Un po’ apocalittico ma realistico. Ad ogni modo troveranno il modo di negare la connessione con questi fatti : tumore ai polmoni perché fumava, tumore al fegato perché bevevo, tumore allo stomaco perché…vediamo… mangiava polenta caro vecchio amico Veronesi???

La AMEC Costruction Management è una filiale dell’azienda britannica AMEC, che rinnovò la facciata del pentagono prima del 9-11 e che lo “pulì” dopo. AMEC aveva rinnovato anche il WTC 7 di Silverstein, che crollò misteriosamente in quel giorno e in seguito capeggiarono il clean-up del WTC. La ditta di costruzione di AMEC è attualmente in procinto di chiudere tutti i suoi uffici negli Stati Uniti.

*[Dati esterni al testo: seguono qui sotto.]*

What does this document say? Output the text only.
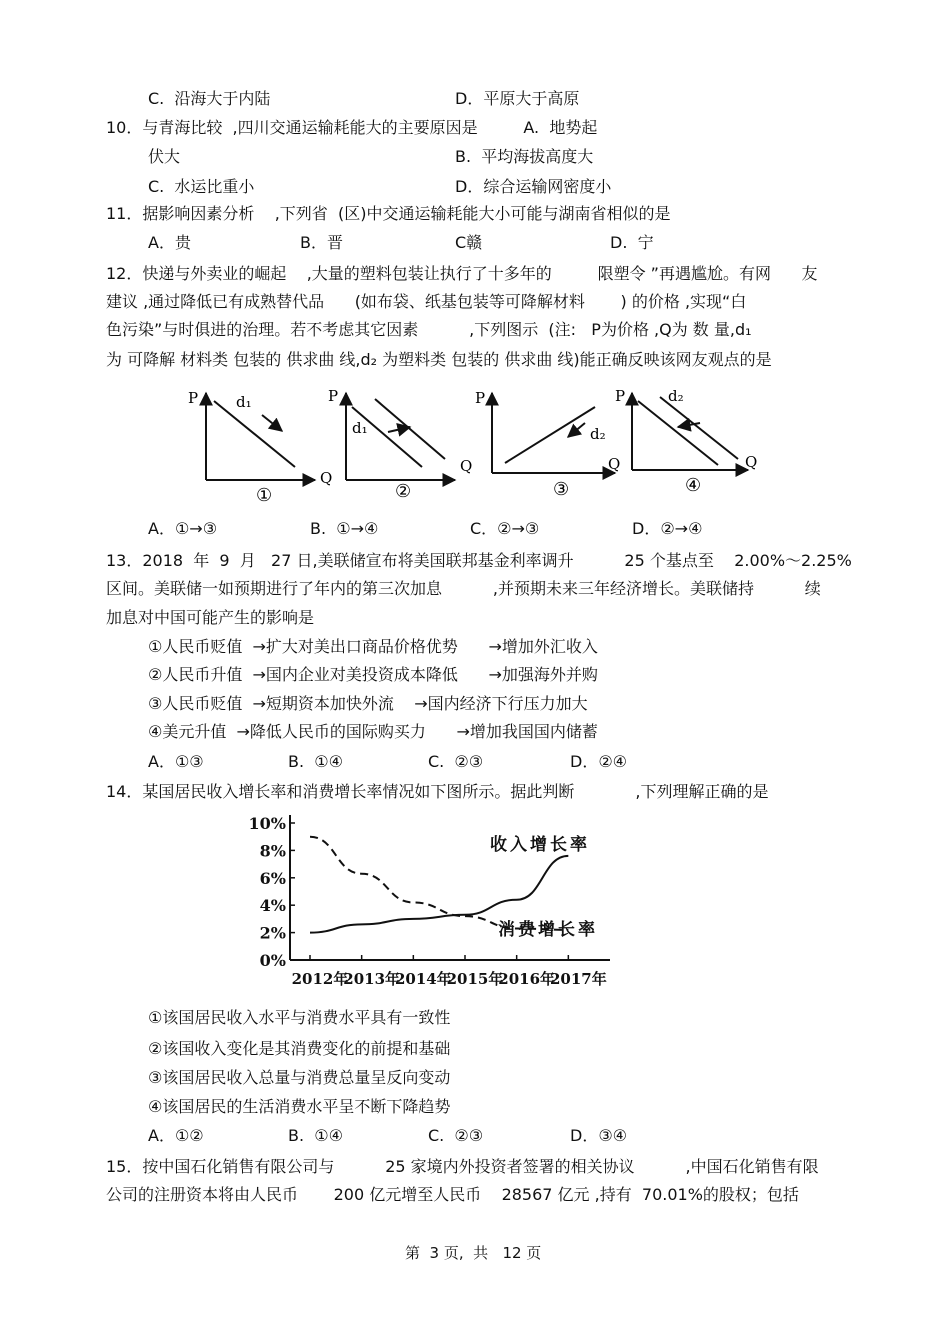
C.  沿海大于内陆	D．平原大于高原
10．与青海比较  ,四川交通运输耗能大的主要原因是         A.  地势起
伏大	B.  平均海拔高度大
C.  水运比重小	D．综合运输网密度小
11．据影响因素分析    ,下列省  (区)中交通运输耗能大小可能与湖南省相似的是
A．贵	B．晋	C赣	D.  宁
12．快递与外卖业的崛起    ,大量的塑料包装让执行了十多年的         限塑令 ”再遇尴尬。有网      友
建议 ,通过降低已有成熟替代品      (如布袋、纸基包装等可降解材料       ) 的价格 ,实现“白
色污染”与时俱进的治理。若不考虑其它因素          ,下列图示  (注:   P为价格 ,Q为 数 量,d₁
为 可降解 材料类 包装的 供求曲 线,d₂ 为塑料类 包装的 供求曲 线)能正确反映该网友观点的是
P
Q
d₁
①
P
Q
d₁
②
P
Q
d₂
③
P
Q
d₂
④
A．①→③	B.  ①→④	C．②→③	D．②→④
13．2018  年  9  月   27 日,美联储宣布将美国联邦基金利率调升          25 个基点至    2.00%～2.25%
区间。美联储一如预期进行了年内的第三次加息          ,并预期未来三年经济增长。美联储持          续
加息对中国可能产生的影响是
①人民币贬值  →扩大对美出口商品价格优势      →增加外汇收入
②人民币升值  →国内企业对美投资成本降低      →加强海外并购
③人民币贬值  →短期资本加快外流    →国内经济下行压力加大
④美元升值  →降低人民币的国际购买力      →增加我国国内储蓄
A．①③	B.  ①④	C.  ②③	D．②④
14．某国居民收入增长率和消费增长率情况如下图所示。据此判断            ,下列理解正确的是
0%
2%
4%
6%
8%
10%
2012年
2013年
2014年
2015年
2016年
2017年
收入增长率
消费增长率
①该国居民收入水平与消费水平具有一致性
②该国收入变化是其消费变化的前提和基础
③该国居民收入总量与消费总量呈反向变动
④该国居民的生活消费水平呈不断下降趋势
A．①②	B.  ①④	C.  ②③	D．③④
15．按中国石化销售有限公司与          25 家境内外投资者签署的相关协议          ,中国石化销售有限
公司的注册资本将由人民币       200 亿元增至人民币    28567 亿元 ,持有  70.01%的股权；包括
第  3 页,  共   12 页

MrHAT>BOOM! Chi vuol capire capisca.

Tralasciamo un attimo l’11/9 e torniamo alle radiazioni. Ora sappiamo che il DU lo usano anche sugli aerei, come contrappesi. Dunque, quando un aereo si schianta, il DU svolazza in giro. L’OMS vieta il fumo, tutti protestano per Kyoto, e nessuno apre bocca sul fatto cheagenti radioattivi svolazzano allegramente in giro per il mondo. Qualcuno dovrà pagare il conto, mentre noi continuiamo a crepare.

Ed intanto :

Problemi di salute per sopravissuti 11 settembre

(ANSA) – NEW YORK, 8 APR - Ad anni dagli attentati dell’11/9/2001 alle Torri Gemelle, una maggioranza dei sopravvissuti ha problemi di salute fisica e mentale. Le afflizioni piu’ comuni, rivela uno studio dei Centers for Disease Control and Prevention di Atlanta, riguardano problemi respiratori, depressione e ansia. I piu’ colpiti sono coloro che sono stati investiti dalla nube di polvere e detriti delle Torri: il 62% ha ancora problemi ai polmoni (46% tra i sopravvissuti che non sono scappati attraverso la nube).